CORONAVIRUS: Numero dei Decessi, ma quali DATI CERTI!

CORONAVIRUS: Riguardo al numero di deceduti da coronavirus in Italia, si continua a parlare di dati certi, anche se non è così!

Come anticipammo in un nostro precedente editoriale, in realtà il numero dei decessi registrati al di fuori delle strutture ospedaliere in queste ultime settimane è stato in fortissima crescita.

Ci riferiamo per esempio al caso di Alzano Lombardo; ma anche ai 120 morti registrati a Nembro dal 1 al 22 Marzo 2020, quasi tutti per polmonite interstiziale! Superfluo fare un raffronto con i 14 decessi che si registrano in media ogni anno nello stesso periodo.

Ebbene gran parte di questi decessi, non sono stati attribuiti al coronavirus, in quanto non si è potuto fare il tampone! E tutto ciò, nonostante nella stragrande maggioranza dei casi la causa della morte sia stata riconducibile alla polmonite interstiziale. E dunque di che cosa stiamo parlando?

Il caso di Manerbio in provincia di Brescia

Ma questo fenomeno non riguarda solo i comuni della bergamasca.
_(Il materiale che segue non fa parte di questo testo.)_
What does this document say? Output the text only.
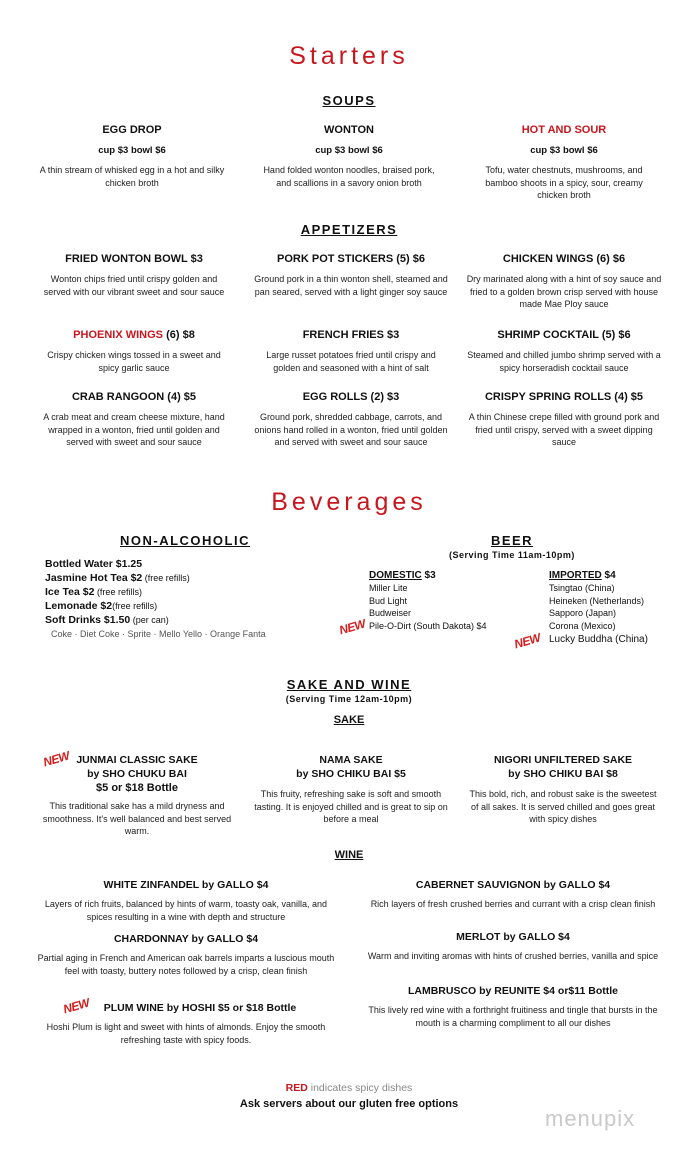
Starters
SOUPS
EGG DROP
cup $3 bowl $6
A thin stream of whisked egg in a hot and silky chicken broth
WONTON
cup $3 bowl $6
Hand folded wonton noodles, braised pork, and scallions in a savory onion broth
HOT AND SOUR
cup $3 bowl $6
Tofu, water chestnuts, mushrooms, and bamboo shoots in a spicy, sour, creamy chicken broth
APPETIZERS
FRIED WONTON BOWL $3
Wonton chips fried until crispy golden and served with our vibrant sweet and sour sauce
PORK POT STICKERS (5) $6
Ground pork in a thin wonton shell, steamed and pan seared, served with a light ginger soy sauce
CHICKEN WINGS (6) $6
Dry marinated along with a hint of soy sauce and fried to a golden brown crisp served with house made Mae Ploy sauce
PHOENIX WINGS (6) $8
Crispy chicken wings tossed in a sweet and spicy garlic sauce
FRENCH FRIES $3
Large russet potatoes fried until crispy and golden and seasoned with a hint of salt
SHRIMP COCKTAIL (5) $6
Steamed and chilled jumbo shrimp served with a spicy horseradish cocktail sauce
CRAB RANGOON (4) $5
A crab meat and cream cheese mixture, hand wrapped in a wonton, fried until golden and served with sweet and sour sauce
EGG ROLLS (2) $3
Ground pork, shredded cabbage, carrots, and onions hand rolled in a wonton, fried until golden and served with sweet and sour sauce
CRISPY SPRING ROLLS (4) $5
A thin Chinese crepe filled with ground pork and fried until crispy, served with a sweet dipping sauce
Beverages
NON-ALCOHOLIC
Bottled Water $1.25
Jasmine Hot Tea $2 (free refills)
Ice Tea $2 (free refills)
Lemonade $2(free refills)
Soft Drinks $1.50 (per can)
Coke · Diet Coke · Sprite · Mello Yello · Orange Fanta
BEER
(Serving Time 11am-10pm)
DOMESTIC $3
Miller Lite
Bud Light
Budweiser
Pile-O-Dirt (South Dakota) $4
NEW
IMPORTED $4
Tsingtao (China)
Heineken (Netherlands)
Sapporo (Japan)
Corona (Mexico)
Lucky Buddha (China)
NEW
SAKE AND WINE
(Serving Time 12am-10pm)
SAKE
NEW JUNMAI CLASSIC SAKE
by SHO CHUKU BAI
$5 or $18 Bottle
This traditional sake has a mild dryness and smoothness. It's well balanced and best served warm.
NAMA SAKE
by SHO CHIKU BAI $5
This fruity, refreshing sake is soft and smooth tasting. It is enjoyed chilled and is great to sip on before a meal
NIGORI UNFILTERED SAKE
by SHO CHIKU BAI $8
This bold, rich, and robust sake is the sweetest of all sakes. It is served chilled and goes great with spicy dishes
WINE
WHITE ZINFANDEL by GALLO $4
Layers of rich fruits, balanced by hints of warm, toasty oak, vanilla, and spices resulting in a wine with depth and structure
CHARDONNAY by GALLO $4
Partial aging in French and American oak barrels imparts a luscious mouth feel with toasty, buttery notes followed by a crisp, clean finish
NEW	PLUM WINE by HOSHI $5 or $18 Bottle
Hoshi Plum is light and sweet with hints of almonds. Enjoy the smooth refreshing taste with spicy foods.
CABERNET SAUVIGNON by GALLO $4
Rich layers of fresh crushed berries and currant with a crisp clean finish
MERLOT by GALLO $4
Warm and inviting aromas with hints of crushed berries, vanilla and spice
LAMBRUSCO by REUNITE $4 or$11 Bottle
This lively red wine with a forthright fruitiness and tingle that bursts in the mouth is a charming compliment to all our dishes
RED indicates spicy dishes
Ask servers about our gluten free options
menupix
Una situazione simile si sta registrando anche nella bassa bresciana centrale. E’ il caso per esempio di uno dei comuni di riferimento della zona, Manerbio.

Possiamo confermare, per esperienza diretta, che qui i dati dei decessi reali sono spropositatamente superiori rispetto a quelli ufficiali attribuiti al coronavirus; e lo sono, del resto, anche rispetto a quelli totali dell’anno precedente. Naturalmente si tratta di dati segnalati dai sindaci della zona, nonché dai medici di famiglia che operano sul territorio.

In questo comune, i morti positivi al tampone, fino a qualche giorno fa e nell’arco delle precedenti tre settimane, sono stati 29. Tuttavia i reali decessi nello stesso periodo risultano essere 52, contro i 110 riferiti all’intero anno 2019. A conti fatti, si parla di un tasso di mortalità OTTO VOLTE SUPERIORE rispetto alla media statistica del periodo e quasi il doppio di quella ufficiale, associata al coronavirus.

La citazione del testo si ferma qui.